お兄ちゃんは私に背を向けて歩いていく。細長いお兄ちゃんの影がどんどん小さくなる。
転んで足を擦りむいた私をおんぶしてくれた大きな背中。あったかくて優しいお兄ちゃんの背中が遠く、遠くに消えていく。
“お兄ちゃん!”
何度呼んでもお兄ちゃんは振り向かない。私は泣きながらお兄ちゃんとは反対方向に走った。
だってお兄ちゃんがそうしなさいって言ったから。
お兄ちゃんに言われた道を走って、走って、お巡りさんのいる交番まで無我夢中で走り続けた。
約束したから。だからさよならなんだよ……
*
午後9時[清宮家]
「芽依ちゃん何かあった?」
「え?」
浴室から出てきた芽依に母が声をかけた。芽依は風呂上がりで火照った頬にタオルを当てて顔を隠す。

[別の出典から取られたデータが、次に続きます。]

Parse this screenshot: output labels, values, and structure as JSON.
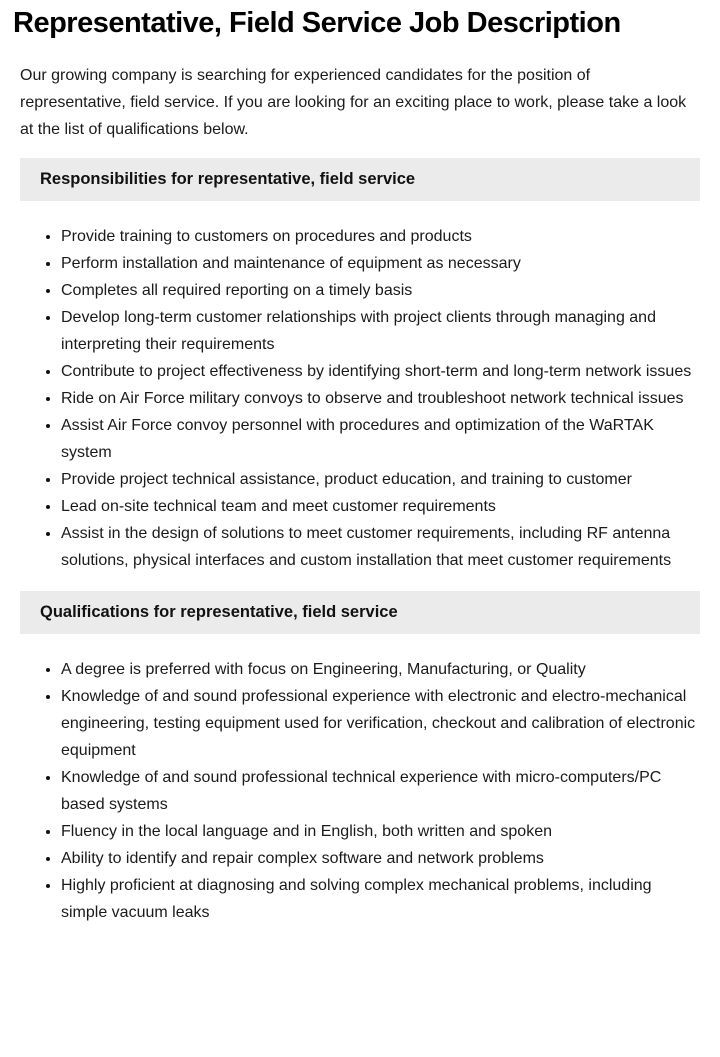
{
  "page": {
    "title": "Representative, Field Service Job Description",
    "intro": "Our growing company is searching for experienced candidates for the position of representative, field service. If you are looking for an exciting place to work, please take a look at the list of qualifications below."
  },
  "sections": [
    {
      "heading": "Responsibilities for representative, field service",
      "items": [
        "Provide training to customers on procedures and products",
        "Perform installation and maintenance of equipment as necessary",
        "Completes all required reporting on a timely basis",
        "Develop long-term customer relationships with project clients through managing and interpreting their requirements",
        "Contribute to project effectiveness by identifying short-term and long-term network issues",
        "Ride on Air Force military convoys to observe and troubleshoot network technical issues",
        "Assist Air Force convoy personnel with procedures and optimization of the WaRTAK system",
        "Provide project technical assistance, product education, and training to customer",
        "Lead on-site technical team and meet customer requirements",
        "Assist in the design of solutions to meet customer requirements, including RF antenna solutions, physical interfaces and custom installation that meet customer requirements"
      ]
    },
    {
      "heading": "Qualifications for representative, field service",
      "items": [
        "A degree is preferred with focus on Engineering, Manufacturing, or Quality",
        "Knowledge of and sound professional experience with electronic and electro-mechanical engineering, testing equipment used for verification, checkout and calibration of electronic equipment",
        "Knowledge of and sound professional technical experience with micro-computers/PC based systems",
        "Fluency in the local language and in English, both written and spoken",
        "Ability to identify and repair complex software and network problems",
        "Highly proficient at diagnosing and solving complex mechanical problems, including simple vacuum leaks"
      ]
    }
  ],
  "colors": {
    "section_header_bg": "#ebebeb",
    "text": "#1a1a1a"
  }
}
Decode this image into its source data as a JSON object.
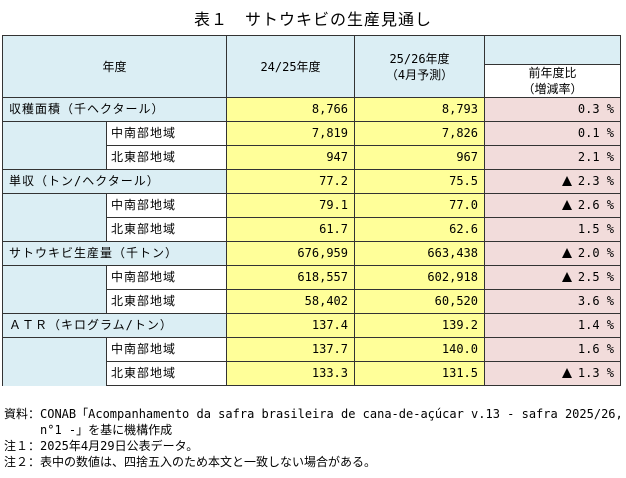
{
  "title": "表１　サトウキビの生産見通し",
  "header": {
    "year_label": "年度",
    "col1": "24/25年度",
    "col2_line1": "25/26年度",
    "col2_line2": "（4月予測）",
    "col3_line1": "前年度比",
    "col3_line2": "（増減率）"
  },
  "rows": [
    {
      "category": "収穫面積（千ヘクタール）",
      "v1": "8,766",
      "v2": "8,793",
      "pct": "0.3 %",
      "neg": false
    },
    {
      "region": "中南部地域",
      "v1": "7,819",
      "v2": "7,826",
      "pct": "0.1 %",
      "neg": false
    },
    {
      "region": "北東部地域",
      "v1": "947",
      "v2": "967",
      "pct": "2.1 %",
      "neg": false
    },
    {
      "category": "単収（トン/ヘクタール）",
      "v1": "77.2",
      "v2": "75.5",
      "pct": "2.3 %",
      "neg": true
    },
    {
      "region": "中南部地域",
      "v1": "79.1",
      "v2": "77.0",
      "pct": "2.6 %",
      "neg": true
    },
    {
      "region": "北東部地域",
      "v1": "61.7",
      "v2": "62.6",
      "pct": "1.5 %",
      "neg": false
    },
    {
      "category": "サトウキビ生産量（千トン）",
      "v1": "676,959",
      "v2": "663,438",
      "pct": "2.0 %",
      "neg": true
    },
    {
      "region": "中南部地域",
      "v1": "618,557",
      "v2": "602,918",
      "pct": "2.5 %",
      "neg": true
    },
    {
      "region": "北東部地域",
      "v1": "58,402",
      "v2": "60,520",
      "pct": "3.6 %",
      "neg": false
    },
    {
      "category": "ＡＴＲ（キログラム/トン）",
      "v1": "137.4",
      "v2": "139.2",
      "pct": "1.4 %",
      "neg": false
    },
    {
      "region": "中南部地域",
      "v1": "137.7",
      "v2": "140.0",
      "pct": "1.6 %",
      "neg": false
    },
    {
      "region": "北東部地域",
      "v1": "133.3",
      "v2": "131.5",
      "pct": "1.3 %",
      "neg": true
    }
  ],
  "notes": {
    "source_line1": "資料：CONAB「Acompanhamento da safra brasileira de cana-de-açúcar v.13 - safra 2025/26,",
    "source_line2": "n°1 -」を基に機構作成",
    "note1": "注１：2025年4月29日公表データ。",
    "note2": "注２：表中の数値は、四捨五入のため本文と一致しない場合がある。"
  },
  "colors": {
    "blue": "#dbeef4",
    "yellow": "#ffff99",
    "pink": "#f2dcdb"
  },
  "icons": {
    "decrease": "triangle-up-icon"
  }
}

さっきまで風呂場で泣いていた目元を見られたくなかった。
「昨日から様子が少しおかしいから。お夕飯もあまり食べなかったでしょう?」
「うん……。ちょっと具合が悪いみたい。薬飲んで寝るね」
「最近急に冷えてきたものね。気を付けるのよ」
「はぁーい」
母に笑って見せて自室に戻る。泣き腫らした目元は真っ赤に充血していた。
明日が体育の日の祝日で助かった。こんな腫れた目元で大学に行けば何かあったのかと友達に勘繰られてしまう。
赤木のことは誰にも言えない。彼とのことはふたりの秘密と約束だから。
10年前の夕暮れのゆびきりげんまん。あの時の約束通り、彼を見掛けても触れることも言葉を交わすことも許されない。
「やっぱりまた……置いていかれちゃった」
どれだけ名前を呼んでも10年前と同じように、あの人は振り返ってくれなかった。